As he passed through the room, however, he kept a wary glance upon Sir George Herrick; but the moment he quitted it, he seemed more at ease, and paused quietly at the door while the boy brought forward his charger. During that pause, he turned no unfriendly look upon Henry Lisle; and seemed as if about to speak more than once. At length he said in a low voice, "Something I would fain say--though God knows we are poor blinded creatures, and see not, what is best for us--of thanks concerning that carnal safety which it may be doubted whether----"

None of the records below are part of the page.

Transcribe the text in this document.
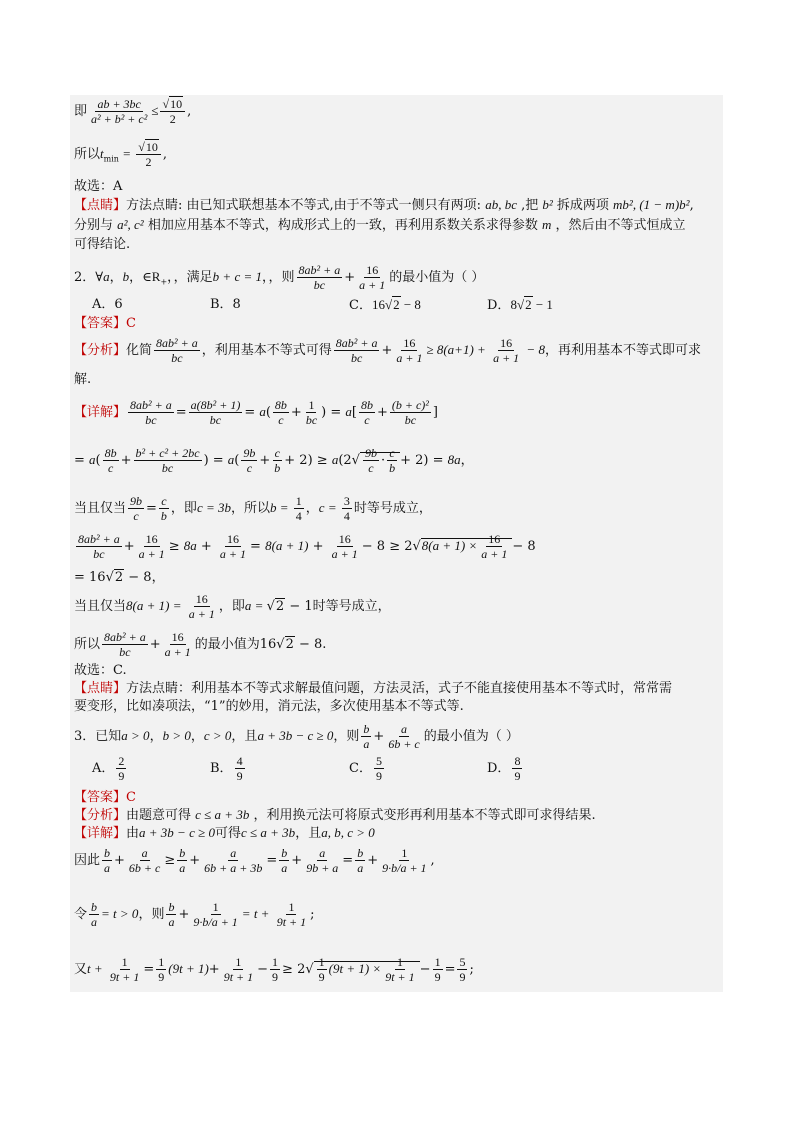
即 $\frac{ab + 3bc}{\text{a² + b² + c²}} \le \frac{√10}{2}$ ,
所以$t_{min} = \frac{√10}{2}$ ,
故选：A
【点睛】方法点睛: 由已知式联想基本不等式,由于不等式一侧只有两项: ab, bc ,把 b² 拆成两项 mb², (1 − m)b²,
分别与 a², c² 相加应用基本不等式，构成形式上的一致，再利用系数关系求得参数 m ，然后由不等式恒成立
可得结论.
2．∀a，b，$\in R_+$，，满足b + c = 1，，则 $\frac{\text{8ab² + a}}{bc} + \frac{16}{a + 1}$ 的最小值为（ ）
A．6	B．8	C．16√2 − 8	D．8√2 − 1
【答案】C
【分析】化简 $\frac{\text{8ab² + a}}{bc}$ ，利用基本不等式可得 $\frac{\text{8ab² + a}}{bc} + \frac{16}{a + 1} \ge 8(a+1) + \frac{16}{a + 1} - 8$，再利用基本不等式即可求
解.
【详解】 $\frac{\text{8ab² + a}}{bc} = \frac{\text{a(8b² + 1)}}{bc} = a( \frac{8b}{c} + \frac{1}{bc}$ ) = $a[ \frac{8b}{c} + \frac{\text{(b + c)²}}{bc}$ ]
= $a( \frac{8b}{c} + \frac{\text{b² + c² + 2bc}}{bc}$ ) = $a( \frac{9b}{c} + \frac{c}{b} + 2) \ge a(2√ \frac{9b}{c} \cdot \frac{c}{b} + 2) = 8a$，
当且仅当 $\frac{9b}{c} = \frac{c}{b}$ ，即c = 3b，所以$b = \frac{1}{4}$ ，$c = \frac{3}{4}$ 时等号成立，
$\frac{\text{8ab² + a}}{bc} + \frac{16}{a + 1} \ge 8a + \frac{16}{a + 1} = 8(a + 1) + \frac{16}{a + 1} - 8 \ge 2√8(a + 1) \times \frac{16}{a + 1} - 8$
= 16√2 − 8，
当且仅当$8(a + 1) = \frac{16}{a + 1}$ ，即a = √2 − 1时等号成立，
所以 $\frac{\text{8ab² + a}}{bc} + \frac{16}{a + 1}$ 的最小值为16√2 − 8.
故选：C.
【点睛】方法点睛：利用基本不等式求解最值问题，方法灵活，式子不能直接使用基本不等式时，常常需
要变形，比如凑项法，“1”的妙用，消元法，多次使用基本不等式等.
3．已知a > 0，b > 0，c > 0，且a + 3b − c ≥ 0，则 $\frac{b}{a} + \frac{a}{6b + c}$ 的最小值为（ ）
A． $\frac{2}{9}$	B． $\frac{4}{9}$	C． $\frac{5}{9}$	D． $\frac{8}{9}$
【答案】C
【分析】由题意可得 c ≤ a + 3b ，利用换元法可将原式变形再利用基本不等式即可求得结果.
【详解】由a + 3b − c ≥ 0可得c ≤ a + 3b，且a, b, c > 0
因此 $\frac{b}{a} + \frac{a}{6b + c} \ge \frac{b}{a} + \frac{a}{6b + a + 3b} = \frac{b}{a} + \frac{a}{9b + a} = \frac{b}{a} + \frac{1}{9\cdot b/a + 1}$ ,
令 $\frac{b}{a} = t > 0$，则 $\frac{b}{a} + \frac{1}{9\cdot b/a + 1} = t + \frac{1}{9t + 1}$ ;
又$t + \frac{1}{9t + 1} = \frac{1}{9} (9t + 1)+ \frac{1}{9t + 1} - \frac{1}{9} \ge 2√ \frac{1}{9} (9t + 1) \times \frac{1}{9t + 1} - \frac{1}{9} = \frac{5}{9}$ ;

"No thanks are needed," interrupted Henry Lisle, cutting across what promised to be one of the long harangues habitual with the fanatics of that day, "no thanks are needed for safety that is grudgingly awarded. I tell thee plainly, that, had it not been for the lady's promise, I would willingly have aided in hanging thee with my own hands; and, when next we two meet face to face, we shall not part till the life-blood of one or other mark our meeting-place!"
"It may be so, if such be God's will," replied the parliamentarian, "and I pray the Lord to give me strength that I may never be found slack to do the work appointed me."
"Thou hast never been so yet, though it be the work of the evil one," answered Henry Lisle, and then added, "I know thee, though none else here does, or it had fared harder with thee in despite of all promises."